Neville Goddard taught that the Bible is not history, but a psychological drama. Every character, event, and covenant represents a process within the human mind. At the heart of this process is the Promise—that whatever you dare to assume as true, and persist in, will become your reality.
This Promise is powerfully expressed in the story of Abraham. In Genesis 15, God tells Abraham to look up at the stars and count them, saying, “So shall your seed be.” Traditionally interpreted as a prophecy about descendants, Neville revealed that it is a symbol of infinite inner potential. The stars represent states—possibilities—available to imagination. “Seed” here echoes the principle found in Genesis 1:11, where the seed is described as being “in itself”—meaning every seed contains within it the full power and pattern for its own fulfilment. In the same way, the assumption sown in consciousness contains all that is needed to manifest as reality.
Abraham’s journey, then, is the journey of anyone learning to trust imagination. When he believes what he cannot yet see, he is credited with righteousness. In Neville’s terms, this means Abraham assumes the feeling of the wish fulfilled—he lives from the end, and this inner movement is what makes him “righteous.”
Following this vision, Abraham enters into a covenant with God. Animals are cut in two and a smoking furnace and burning lamp pass between them. Neville interpreted this not as a historical ritual, but as a symbolic act of inner certainty. The divided pieces represent doubt and duality being laid aside. The furnace and lamp are the subconscious mind and the light of imagination—moving between and sealing the vision.
For Neville, the covenant is not God swearing to do something later—it is a picture of what always happens when imagination is impressed by faith.
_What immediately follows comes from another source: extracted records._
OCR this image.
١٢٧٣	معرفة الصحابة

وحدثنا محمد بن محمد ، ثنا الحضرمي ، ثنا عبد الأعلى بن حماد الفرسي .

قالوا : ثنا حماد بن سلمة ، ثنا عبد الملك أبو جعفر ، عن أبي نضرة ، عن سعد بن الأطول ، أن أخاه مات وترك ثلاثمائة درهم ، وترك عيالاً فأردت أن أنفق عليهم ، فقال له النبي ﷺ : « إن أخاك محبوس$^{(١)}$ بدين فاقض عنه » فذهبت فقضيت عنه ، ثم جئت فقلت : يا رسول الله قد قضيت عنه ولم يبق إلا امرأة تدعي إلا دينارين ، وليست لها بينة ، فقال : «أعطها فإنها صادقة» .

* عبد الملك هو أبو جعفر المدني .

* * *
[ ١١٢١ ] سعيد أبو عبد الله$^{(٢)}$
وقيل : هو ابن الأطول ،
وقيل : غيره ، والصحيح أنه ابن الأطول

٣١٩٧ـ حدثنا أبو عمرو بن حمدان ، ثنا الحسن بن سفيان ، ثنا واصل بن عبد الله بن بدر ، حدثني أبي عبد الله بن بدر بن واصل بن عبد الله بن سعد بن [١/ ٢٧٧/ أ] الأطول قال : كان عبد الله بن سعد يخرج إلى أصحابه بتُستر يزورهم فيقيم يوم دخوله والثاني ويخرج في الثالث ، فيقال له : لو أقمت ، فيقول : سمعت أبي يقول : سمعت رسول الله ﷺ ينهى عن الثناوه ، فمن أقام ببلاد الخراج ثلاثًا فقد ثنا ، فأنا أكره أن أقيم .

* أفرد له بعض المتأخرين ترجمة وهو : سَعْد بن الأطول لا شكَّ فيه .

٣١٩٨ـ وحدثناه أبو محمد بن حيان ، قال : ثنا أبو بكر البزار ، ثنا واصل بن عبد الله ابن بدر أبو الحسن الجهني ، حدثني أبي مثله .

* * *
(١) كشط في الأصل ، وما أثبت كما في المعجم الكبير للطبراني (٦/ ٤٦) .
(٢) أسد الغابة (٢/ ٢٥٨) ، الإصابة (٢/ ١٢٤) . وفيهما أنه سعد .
Once an idea is accepted as true within, it must express without. The covenant guarantees that what is imagined in faith will be fulfilled.
This is the Bible's inner logic: not that promises are “granted,” but that assumptions harden into fact. Abraham’s seed is whatever you dare to believe. The Promise and the Covenant are not external; they are the structure of reality for the one who knows imagination creates.